Kohler's 35 kW model has a *very* quiet housing. Friends of ours have used them for years and say they've had very few problems. You might also want to look at Onan. They're reputed to be very good as well.
For my purposes manual transfer is unacceptable. If you don't want to power everything, simple install an E-panel after the transfer switch. Any circuits on that panel will receive backup power. Less important circuits left on the primary BP will go dark until public utility power is restored. These would include non-essential loads such as power in the work shed, irrigation pumps, spa heater and probably 1/3 to 1/2 of your utility outlets.
Make sure you provide power to the dishwasher and laundry room, as well as the fridge, stove and nuke. These draw lots of current for short periods but make "roughing it" a lot easier during a prolonged outage.
We had an electric range / oven plus the usual assortment of toaster-ovens, microwave, etc.
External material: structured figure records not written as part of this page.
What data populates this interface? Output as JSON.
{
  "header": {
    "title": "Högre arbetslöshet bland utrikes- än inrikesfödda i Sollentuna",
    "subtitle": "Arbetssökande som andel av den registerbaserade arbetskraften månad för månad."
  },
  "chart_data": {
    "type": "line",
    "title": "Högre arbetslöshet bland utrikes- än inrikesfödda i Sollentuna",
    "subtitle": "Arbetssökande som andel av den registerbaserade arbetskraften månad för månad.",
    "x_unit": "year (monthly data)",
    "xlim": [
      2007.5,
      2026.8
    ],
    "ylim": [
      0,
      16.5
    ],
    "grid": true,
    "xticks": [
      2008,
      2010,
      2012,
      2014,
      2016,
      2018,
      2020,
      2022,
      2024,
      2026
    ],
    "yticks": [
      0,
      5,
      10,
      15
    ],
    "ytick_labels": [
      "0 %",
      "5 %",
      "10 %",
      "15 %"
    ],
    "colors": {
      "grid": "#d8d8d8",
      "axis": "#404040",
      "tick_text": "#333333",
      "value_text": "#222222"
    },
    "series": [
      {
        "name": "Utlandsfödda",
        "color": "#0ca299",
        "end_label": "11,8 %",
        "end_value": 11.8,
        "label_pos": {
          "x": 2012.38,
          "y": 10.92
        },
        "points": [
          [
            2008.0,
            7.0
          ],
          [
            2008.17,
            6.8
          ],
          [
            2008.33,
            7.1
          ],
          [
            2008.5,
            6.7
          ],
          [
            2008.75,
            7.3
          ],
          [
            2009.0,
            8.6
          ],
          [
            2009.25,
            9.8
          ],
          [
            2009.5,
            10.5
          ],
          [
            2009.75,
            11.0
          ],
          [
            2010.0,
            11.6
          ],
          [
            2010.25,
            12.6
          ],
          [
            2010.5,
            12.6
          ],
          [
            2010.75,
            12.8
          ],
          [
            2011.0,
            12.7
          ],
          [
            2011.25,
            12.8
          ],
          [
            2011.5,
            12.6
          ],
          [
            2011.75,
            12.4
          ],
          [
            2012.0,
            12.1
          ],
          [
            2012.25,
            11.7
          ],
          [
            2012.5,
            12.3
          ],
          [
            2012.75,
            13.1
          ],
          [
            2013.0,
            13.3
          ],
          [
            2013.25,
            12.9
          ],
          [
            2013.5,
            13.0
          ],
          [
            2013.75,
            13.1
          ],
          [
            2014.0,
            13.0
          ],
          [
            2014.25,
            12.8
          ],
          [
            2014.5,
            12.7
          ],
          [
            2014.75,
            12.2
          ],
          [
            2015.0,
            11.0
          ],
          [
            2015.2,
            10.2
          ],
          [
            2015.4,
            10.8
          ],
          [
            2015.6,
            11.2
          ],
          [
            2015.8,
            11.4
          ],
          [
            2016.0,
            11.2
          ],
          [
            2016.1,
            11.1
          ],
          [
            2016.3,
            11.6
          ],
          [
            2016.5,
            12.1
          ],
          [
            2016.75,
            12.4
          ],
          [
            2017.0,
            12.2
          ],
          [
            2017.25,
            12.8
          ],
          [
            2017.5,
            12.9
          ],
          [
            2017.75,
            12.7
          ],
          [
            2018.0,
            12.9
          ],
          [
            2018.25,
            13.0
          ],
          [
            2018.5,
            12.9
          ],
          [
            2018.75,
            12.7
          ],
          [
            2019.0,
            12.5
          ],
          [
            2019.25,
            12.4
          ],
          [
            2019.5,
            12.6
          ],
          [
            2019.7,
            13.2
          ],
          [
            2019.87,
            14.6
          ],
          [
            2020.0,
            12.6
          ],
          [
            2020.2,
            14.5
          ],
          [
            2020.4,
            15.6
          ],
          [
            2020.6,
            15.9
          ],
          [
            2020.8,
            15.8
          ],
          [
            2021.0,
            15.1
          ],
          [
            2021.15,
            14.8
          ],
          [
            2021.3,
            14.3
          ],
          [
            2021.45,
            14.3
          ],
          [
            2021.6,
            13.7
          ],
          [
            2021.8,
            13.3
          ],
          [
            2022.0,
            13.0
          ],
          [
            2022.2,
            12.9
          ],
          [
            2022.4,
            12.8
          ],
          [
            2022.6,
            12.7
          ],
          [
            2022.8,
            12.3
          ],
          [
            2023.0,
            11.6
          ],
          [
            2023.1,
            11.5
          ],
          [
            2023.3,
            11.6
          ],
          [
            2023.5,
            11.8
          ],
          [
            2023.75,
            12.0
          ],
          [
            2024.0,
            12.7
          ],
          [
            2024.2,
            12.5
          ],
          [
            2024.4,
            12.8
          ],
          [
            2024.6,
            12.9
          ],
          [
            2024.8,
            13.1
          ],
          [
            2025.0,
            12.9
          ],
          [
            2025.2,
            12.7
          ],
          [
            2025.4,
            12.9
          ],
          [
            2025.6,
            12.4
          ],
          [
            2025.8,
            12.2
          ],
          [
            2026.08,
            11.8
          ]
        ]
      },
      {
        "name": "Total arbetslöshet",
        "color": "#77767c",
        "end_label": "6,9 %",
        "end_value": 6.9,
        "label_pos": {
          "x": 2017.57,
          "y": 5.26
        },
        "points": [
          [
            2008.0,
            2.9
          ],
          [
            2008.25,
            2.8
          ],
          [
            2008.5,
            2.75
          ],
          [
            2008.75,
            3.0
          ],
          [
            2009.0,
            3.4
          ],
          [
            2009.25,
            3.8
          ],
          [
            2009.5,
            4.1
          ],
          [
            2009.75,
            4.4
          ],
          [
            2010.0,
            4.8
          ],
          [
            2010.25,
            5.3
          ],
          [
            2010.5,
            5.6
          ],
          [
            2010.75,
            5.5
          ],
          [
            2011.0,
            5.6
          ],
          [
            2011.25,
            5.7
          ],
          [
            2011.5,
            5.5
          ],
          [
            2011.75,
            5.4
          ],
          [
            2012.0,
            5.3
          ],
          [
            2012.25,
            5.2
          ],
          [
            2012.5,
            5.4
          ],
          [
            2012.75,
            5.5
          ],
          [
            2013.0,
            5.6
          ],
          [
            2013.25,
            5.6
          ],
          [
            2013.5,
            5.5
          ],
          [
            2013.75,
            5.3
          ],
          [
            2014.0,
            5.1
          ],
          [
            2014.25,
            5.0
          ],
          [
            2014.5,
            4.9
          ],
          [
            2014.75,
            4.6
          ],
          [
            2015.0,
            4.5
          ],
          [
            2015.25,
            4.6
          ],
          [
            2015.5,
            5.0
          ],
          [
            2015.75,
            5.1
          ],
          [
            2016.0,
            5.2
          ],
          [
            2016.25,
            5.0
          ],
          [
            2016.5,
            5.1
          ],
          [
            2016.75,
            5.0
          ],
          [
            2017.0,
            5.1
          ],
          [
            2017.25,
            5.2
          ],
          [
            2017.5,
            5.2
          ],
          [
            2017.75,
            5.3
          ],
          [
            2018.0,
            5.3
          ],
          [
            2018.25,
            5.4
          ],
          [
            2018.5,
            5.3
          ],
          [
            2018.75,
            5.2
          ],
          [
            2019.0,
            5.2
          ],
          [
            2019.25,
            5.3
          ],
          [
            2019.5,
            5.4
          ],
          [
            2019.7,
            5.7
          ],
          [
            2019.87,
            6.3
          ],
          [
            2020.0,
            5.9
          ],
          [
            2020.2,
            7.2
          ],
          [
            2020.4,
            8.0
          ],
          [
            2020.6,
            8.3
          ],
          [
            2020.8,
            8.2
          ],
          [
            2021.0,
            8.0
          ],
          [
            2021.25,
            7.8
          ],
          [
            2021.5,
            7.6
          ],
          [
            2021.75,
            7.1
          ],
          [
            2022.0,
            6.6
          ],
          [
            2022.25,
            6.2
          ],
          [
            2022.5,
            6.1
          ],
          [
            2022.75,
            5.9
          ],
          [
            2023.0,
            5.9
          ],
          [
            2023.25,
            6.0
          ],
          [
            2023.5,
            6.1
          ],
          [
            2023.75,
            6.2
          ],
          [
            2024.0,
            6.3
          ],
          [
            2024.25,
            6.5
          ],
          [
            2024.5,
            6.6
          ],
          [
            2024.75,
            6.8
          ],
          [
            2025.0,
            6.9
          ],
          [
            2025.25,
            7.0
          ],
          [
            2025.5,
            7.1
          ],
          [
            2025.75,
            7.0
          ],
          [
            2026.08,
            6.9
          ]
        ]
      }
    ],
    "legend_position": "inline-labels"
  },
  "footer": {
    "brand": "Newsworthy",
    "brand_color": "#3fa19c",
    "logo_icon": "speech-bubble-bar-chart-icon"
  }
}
I chose not to power the stove from my genset. During outages that lasted around as 9 or 10 days (after a terrific series of T-storms ravaged CT some years ago) we managed quite well without it.
BTW, some months ago someone from CHA asked about my TCP/IP controlled power strip. I promised to ship it but couldn't find it for a long time. During one of my few good days I recently tore into the garagasaurus and found the thing. If that was you, please let me know. I'd be happy to send it along.
Portlock Rd is one of the rare areas on Oahu that has underground NG lines. While Hawaii Kai does not have gas lines, the gas does come all the way up Kalanianaole Hwy to Portlock. I used to have NG when I lived on Niu Iki Cir too which is also right off Kal Hwy by Niu Valley.
On Tue, 17 Oct 2006 15:42:41 GMT, "BruceR" wrote (with possible editing):
We have a 16kw diesel with a 200 amp automatic transfer switch. The generator runs every Saturday at 11:45 am. I picked diesel so that I could run off of 1 fuel - the same as is used by the boiler and furnace - we have a 2000 gal tank in an insulated underground bunker. It runs EVERYTHING including two air conditioning compressors, oven, clothes dryer, etc. I believe I could have made it smaller. I have had virtually no trouble with it since it's installation several years ago. I soundproofed the thing by building it in a separate indoor enclosure equipped with two motorized louvers - 1 in front of the water cooled radiator and one up high, baffled to supply intake air. (I am in northern New England). Construction included soundproofing material purchased especially for generators.
I think 35kw is WAY too large. Since you have gas, I'd use that with propane as a backup (you said you had earthquakes).
of it) now although I wouldn't need to run all the
Hmm. I think I was also confusing your home with Bob Green's palace. Who is in TX and who is in HA??? :^)
You probably only need 15-20 kW. My 10-room home with attached office ran well in southern New England (read: "ice and snow") using only 8 kW. The only major load we didn't power from the genset was the stove.
When I get around to installing a genset on the current hovel, it will probably be in the 20-25 kW range. That should handle both A/C handlers, the pool/spa, lighting and appliances. Again, I won't bother powering the electric range. With a gas BBQ and a couple of microwave ovens I don't need it during a power outage. Fortunately, outages in Sarasota rarely last more than a few days.